I have a static partition with 300 or so partition...
# ask-community
j
I have a static partition with 300 or so partitions. I launched my job and 1/3 of the way my laptop unexpectedly rebooted (not sure if it's related to the jobs. if I can reproduce that I'll officially report it). But after the reboot, I went back to the partition, clicked 'materialize all', then clicked 'missing' and it, as expected, selected the 200 or so partitions that didn't get a chance to run. So far so good. for that set of jobs, about 5 died here and there, then the last 30 or so failed (I see errors in the dagit and dagster-daemon logs but again, if it reproduces I'll make an official report). My issue is that when I went back to the partitions, I can't seem to find a way to automatically select all of the failed jobs. what I tried: • click 'materialize all' again and click 'missing'. ◦ Expected result: I expected it to figure out which jobs failed, then select those like it did when I had it select the 200 missing jobs. ◦ Observed: it lets me click, but the button at bottom right says: Launch 0-Run Backfill. ▪︎ If I click it I get an unexpected error:
Copy code
Exception: Backfill requested without specifying either 'AllPartitions' or 'partitionNames' arguments.

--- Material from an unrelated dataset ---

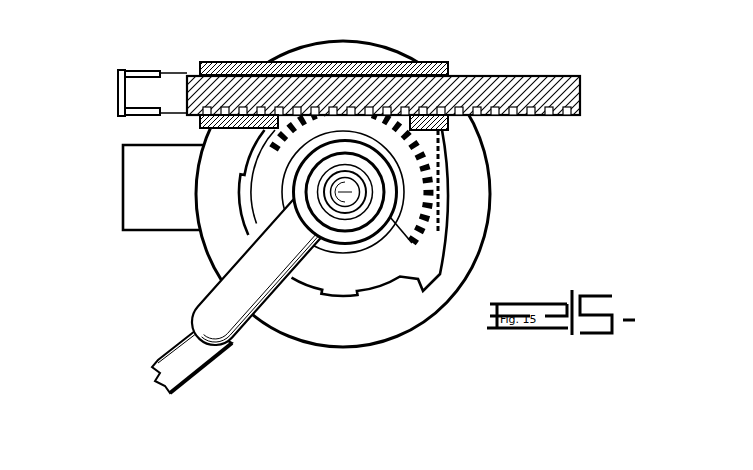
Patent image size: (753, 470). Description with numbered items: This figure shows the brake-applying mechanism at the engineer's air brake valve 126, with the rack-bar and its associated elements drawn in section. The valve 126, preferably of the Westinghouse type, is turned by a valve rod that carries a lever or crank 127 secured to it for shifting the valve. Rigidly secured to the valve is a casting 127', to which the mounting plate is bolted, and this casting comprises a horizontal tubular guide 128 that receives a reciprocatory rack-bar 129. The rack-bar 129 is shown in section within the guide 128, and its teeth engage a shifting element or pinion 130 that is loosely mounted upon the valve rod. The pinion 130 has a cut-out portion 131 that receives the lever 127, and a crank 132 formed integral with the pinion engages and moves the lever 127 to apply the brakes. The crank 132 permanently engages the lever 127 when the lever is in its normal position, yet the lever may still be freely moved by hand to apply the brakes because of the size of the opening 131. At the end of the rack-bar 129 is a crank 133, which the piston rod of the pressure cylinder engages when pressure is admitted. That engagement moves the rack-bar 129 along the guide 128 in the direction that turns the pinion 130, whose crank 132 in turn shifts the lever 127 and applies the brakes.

My current workaround was to go to the Status screen, then Backfills, then click the backfill ID, then select 'Runs' then filter out the Failure jobs and re-execute them manually. I would have expected a simpler and more reliable way to easily determine which partitions failed so I'm hoping I'm missing something basic.
c
Hi John, thanks for reporting this issue. I'll file an issue request here, hopefully we can fix this soon.

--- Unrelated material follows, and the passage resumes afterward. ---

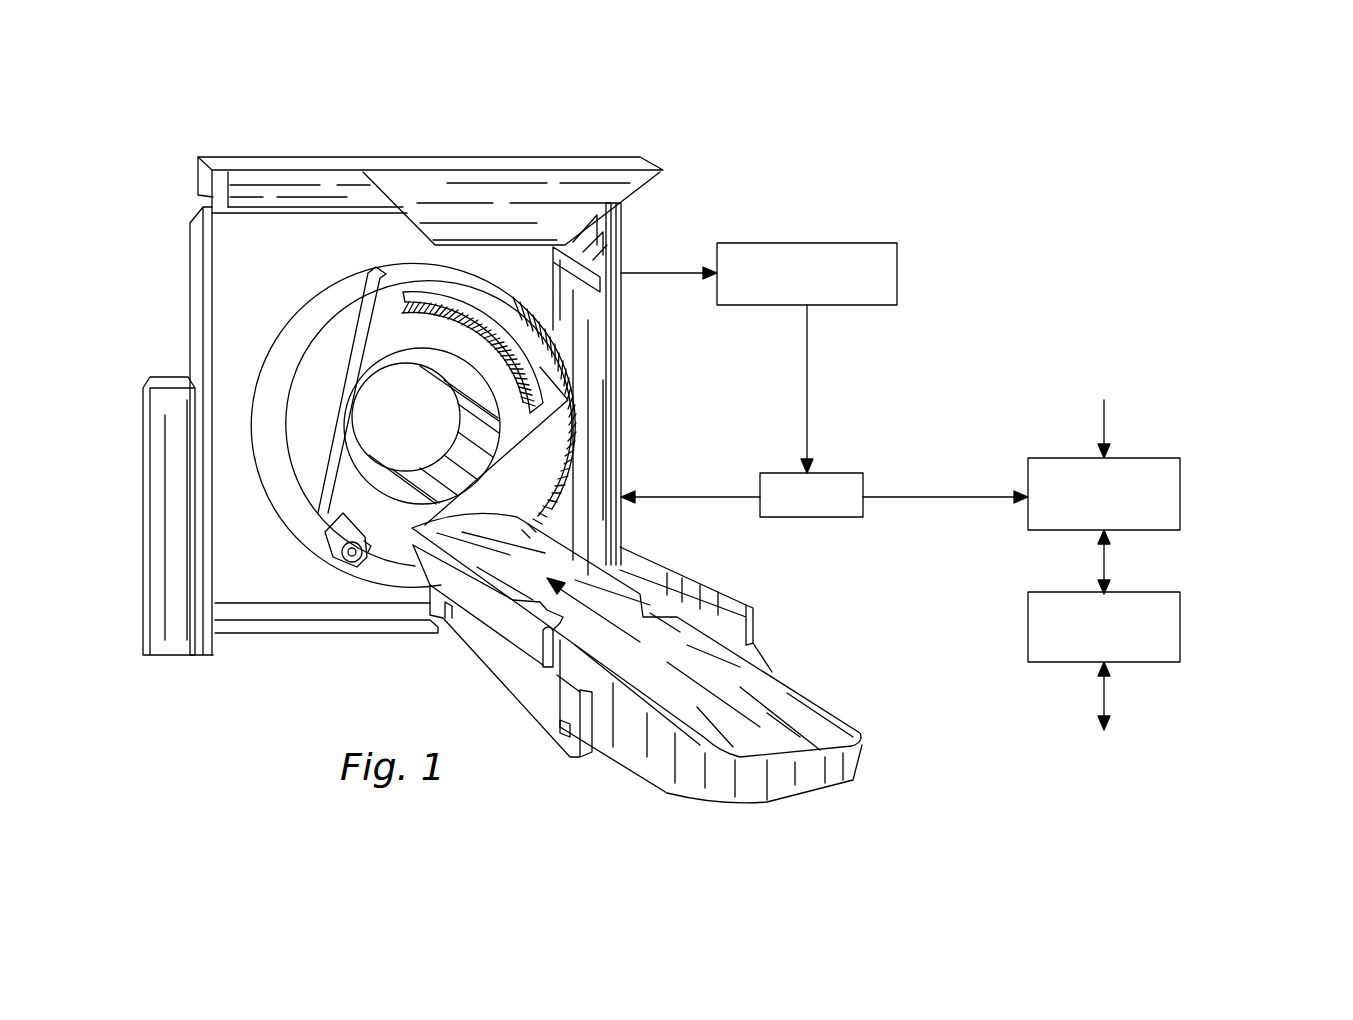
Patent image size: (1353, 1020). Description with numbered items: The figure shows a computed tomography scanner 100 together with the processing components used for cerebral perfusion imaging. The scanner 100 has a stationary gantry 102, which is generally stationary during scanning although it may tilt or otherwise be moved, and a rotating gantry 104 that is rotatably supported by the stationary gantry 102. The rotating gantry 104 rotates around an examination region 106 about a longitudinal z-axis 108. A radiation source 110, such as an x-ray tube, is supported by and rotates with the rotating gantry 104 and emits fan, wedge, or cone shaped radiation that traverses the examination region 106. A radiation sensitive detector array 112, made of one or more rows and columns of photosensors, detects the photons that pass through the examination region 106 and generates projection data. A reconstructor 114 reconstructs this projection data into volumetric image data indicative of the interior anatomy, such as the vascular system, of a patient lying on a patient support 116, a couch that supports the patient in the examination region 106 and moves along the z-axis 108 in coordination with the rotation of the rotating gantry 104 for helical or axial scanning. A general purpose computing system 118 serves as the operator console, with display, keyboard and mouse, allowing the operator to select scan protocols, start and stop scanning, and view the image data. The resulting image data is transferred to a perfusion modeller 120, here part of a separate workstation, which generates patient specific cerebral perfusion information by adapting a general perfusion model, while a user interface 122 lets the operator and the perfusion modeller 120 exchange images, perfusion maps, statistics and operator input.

@Dagster Bot issue auto-select failed jobs in asset backfill UI
d
b
hey @John Boyle thanks for filing this - I’m trying to repro this now. Do you know if you had more than one asset selected to rematerialize? I’m wondering if the failed runs in your first backfill partially ran before failing, materializing some of your selected assets but not all of them. ( In that case, Dagit’s “Launch Assets Run” modal should still show you that state, but I’m not sure what the behavior of the “Missing” button is)
j
Yes, this is a dag of about 10 software defined assets. for this DAG, the input is a string ID and the first asset pings a REST api to pull the data I need for the downstream assets (which do some transformation or ping the API again to get other data). So you are probably correct that for 'failed' situations, I had a mix of assets that succeeded along with a bunch of downstream assets that failed (or didn't get a chance to start running). It appeared that when I clicked 'missing' in the 'rematerialize all' window, it may have only been selecting the jobs that were actually fully missing (i.e. all 10 assets hadn't started). Due to the number of partitions I may have been mistaken thinking that dagit was actually selecting the failed jobs too. (i.e. I may have been mentally defining 'missing' to include 'failed' jobs.). I definitely could see the failed partitions (red slices, but they were thin and difficult to mouseover sometimes). I wonder if having an additional button on the partition materialization window for 'failed' (where failed means, at least one asset in the group failed) would address what I'm looking for. In my case, I eventually created another asset to figure out which partitions were missing, then I simply copied/pasted the list of IDs into the materialization window to complete the backfill. I'm going to talk more with @sandy in another thread (https://dagster.slack.com/archives/C01U954MEER/p1655493718806329) about whether I'm approaching static partitions and SDAs with the same philosophy that dagster is expecting, so maybe my use case isn't typical. please let me know if the above makes sense or if you would like additional context. I really appreciate the help.
Hi @Ben Gotow. I had to rerun my static partition and ran into this issue again, but I think I understand the behavior of the 'Missing' button. In my example of 10 connected SDAs, clicking 'missing' will only select a missing partition if ALL of the steps (in my case, all 10) are missing. I was able to confirm in my latest run where I had multiple failures that only two of the partitions had all 10 missing, whereas the others that failed all had at least one successful step. Clicking the 'Missing' button selected the two. My current workaround to select the failed jobs is to filter the runs using the backfill ID and then adding a filter for status: CANCELED. If I have more than 25 failures, it means I have to 1. filter 2. click box to select all 3. click button to execute jobs (this can take a couple minutes to complete) 4. click button at bottom to view older failed runs. so if I have more than 100 failures, it's a lot of clicks. but it works!